Sesi Diskusi/Sinau Bareng

 

Mas Agus Wibowo mengambil alih acara. Memoderasi diskusi atau Sinau Bareng. Menyampaikan beberapa pantikan terkait dengan tema. Demikian :

  • Kulawarga adalah “organisasi” yang paling langgeng dan tidak mungkin terkudeta. Tiap anggota keluarga mempunyai peran, fungsi, dan tanggung jawabnya masing masing. Anak nggak mungkin mengkudeta Bapak karena ingin menjadi kepala Kulawarga. Hahaha
  • Dalam Kulawarga terdapat beberapa sektor penting dan utama yaitu, Asah, Asih, Asuh.
  • Bermodal dengan dua potensi di atas tersebut, maka dirasa sangat penting adanya formulasi sinkronisasi antara Kulawarga dengan Alfatihah. Besar harapannya, bahwa sinkronisasi tersebut bisa menjadi sebuah rintisan awal peradaban yang keren.

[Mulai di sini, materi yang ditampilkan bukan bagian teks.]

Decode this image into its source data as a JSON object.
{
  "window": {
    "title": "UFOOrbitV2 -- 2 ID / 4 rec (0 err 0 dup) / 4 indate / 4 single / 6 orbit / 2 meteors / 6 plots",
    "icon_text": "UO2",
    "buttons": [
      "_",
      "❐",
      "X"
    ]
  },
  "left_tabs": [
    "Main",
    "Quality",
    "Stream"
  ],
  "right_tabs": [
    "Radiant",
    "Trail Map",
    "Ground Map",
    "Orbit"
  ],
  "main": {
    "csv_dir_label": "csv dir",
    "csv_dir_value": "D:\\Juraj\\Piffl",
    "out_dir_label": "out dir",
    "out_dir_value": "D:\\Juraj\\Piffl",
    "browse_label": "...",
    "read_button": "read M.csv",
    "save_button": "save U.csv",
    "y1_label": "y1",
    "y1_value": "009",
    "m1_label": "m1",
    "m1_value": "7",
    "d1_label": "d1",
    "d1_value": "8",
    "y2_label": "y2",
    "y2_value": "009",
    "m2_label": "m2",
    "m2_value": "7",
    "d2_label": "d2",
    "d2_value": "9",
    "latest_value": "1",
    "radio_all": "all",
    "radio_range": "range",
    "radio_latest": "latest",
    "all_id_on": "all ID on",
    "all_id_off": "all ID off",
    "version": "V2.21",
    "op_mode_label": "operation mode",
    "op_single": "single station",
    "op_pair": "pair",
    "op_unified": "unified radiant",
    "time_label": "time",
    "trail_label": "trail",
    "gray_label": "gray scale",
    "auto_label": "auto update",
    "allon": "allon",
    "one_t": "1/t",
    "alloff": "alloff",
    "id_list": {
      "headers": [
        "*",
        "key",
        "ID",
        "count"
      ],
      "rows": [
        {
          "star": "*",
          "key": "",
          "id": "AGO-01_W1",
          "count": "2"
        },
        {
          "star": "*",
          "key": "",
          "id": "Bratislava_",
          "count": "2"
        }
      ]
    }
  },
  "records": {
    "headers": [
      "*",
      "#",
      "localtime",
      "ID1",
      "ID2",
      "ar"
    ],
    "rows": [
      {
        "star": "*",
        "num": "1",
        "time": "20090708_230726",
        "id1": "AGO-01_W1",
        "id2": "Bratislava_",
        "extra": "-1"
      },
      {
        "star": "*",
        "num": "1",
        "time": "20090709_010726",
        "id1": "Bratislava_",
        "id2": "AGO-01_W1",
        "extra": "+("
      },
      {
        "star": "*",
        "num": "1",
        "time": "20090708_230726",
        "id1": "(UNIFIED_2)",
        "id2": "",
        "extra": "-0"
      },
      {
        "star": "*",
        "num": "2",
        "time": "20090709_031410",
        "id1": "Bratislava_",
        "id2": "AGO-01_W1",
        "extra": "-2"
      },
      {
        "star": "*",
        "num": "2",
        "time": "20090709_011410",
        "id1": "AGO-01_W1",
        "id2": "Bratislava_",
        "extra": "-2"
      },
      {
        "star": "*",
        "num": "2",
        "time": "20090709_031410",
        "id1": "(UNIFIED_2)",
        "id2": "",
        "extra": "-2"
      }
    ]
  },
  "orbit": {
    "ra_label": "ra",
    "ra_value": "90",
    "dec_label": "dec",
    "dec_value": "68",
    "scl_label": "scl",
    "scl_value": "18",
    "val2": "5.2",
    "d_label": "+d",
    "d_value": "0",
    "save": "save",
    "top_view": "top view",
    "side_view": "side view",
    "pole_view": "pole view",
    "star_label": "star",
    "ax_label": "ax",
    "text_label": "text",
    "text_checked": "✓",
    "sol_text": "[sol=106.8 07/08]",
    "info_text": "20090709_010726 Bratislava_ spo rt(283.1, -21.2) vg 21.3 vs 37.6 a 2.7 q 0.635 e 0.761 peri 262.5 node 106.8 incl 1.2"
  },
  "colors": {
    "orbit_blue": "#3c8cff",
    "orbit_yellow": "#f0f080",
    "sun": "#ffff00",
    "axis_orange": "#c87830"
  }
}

Narasi yang singkat, namun cukup memantik pintu berpikir. Sembari memeram pantikan untuk beberapa saat, Moderator mempersilahkan Pak Kades untuk menyampaikan sesuatu.

 

Pak Zaenal, Kades Pringsari

  • Menyampaikan atur pambagyo kepada Mbah Nun dan seluruh Jamaah. Menyampaikan rasa nggregel dan haru yang luar biasa. Kedatangan Mbah Nun yang selama ini masih berupa angan belaka, kini merealita.
  • Juga me-remind persambungan awal dengan simpul gugurgunung lewat sebuah acara besar di Desa Pringsari, dalam rangka sedekah desa sekaligus peresmian Pendopo Paseban dengan dimeriahkan pagelaran Wayang oleh Ki Dalang Sigit yang ternyata juga bagian dari Kulawarga Maiyah. Mengangkat lakon “Semar Mbangun Khayangan”, yang di dalamnya memuat cerita penting tentang Kembang Wijaya Kusuma. Sehingga pendopo tersebut diberi nama Pendopo Paseban Wijaya Kusuma. Ketersambungan demi ketersambungan yang terus terjalin hingga Pendopo tersebut menjadi salah satu lokasi utama digelarnya acara rutinan Majlis Gugurgunung. Dan tidak menyangka kalau ketersambungan selanjutnya adalah karawuhan Mbah Nun di Pendopo Paseban tersebut, dalam rangka mengunjungi anak cucu Maiyah di Ungaran.
  • Mengapresiasi tema Kulawarga Al Fatihah, karena ternyata juga menjadi persambungan penting lainnya. Yaitu, Pak Kades adalah pengamal wirid Al Fatihah dan Al Ikhlas, yang diturun-temurunkan oleh para leluhurnya.
  • Juga menjadikan komplek Pendopo Paseban Wijaya Kusuma sebagai sentral kegiatan ekonomi kerakyatan berupa Pasar Pagi, yang kegiatan utamanya adalah memasarkan seluruh produk unggulan masyarakat Desa Pringsari sebagai rintisan kegiatan ekonomi. Serta mengembangkan kegiatan pariwisata dan spiritual berupa Ziarah pada komplek Makam Mbah Benowo dan Syaikh Basyarudin, yang terletak di Puncak Gunung Munggut, sebelah atas Pendopo.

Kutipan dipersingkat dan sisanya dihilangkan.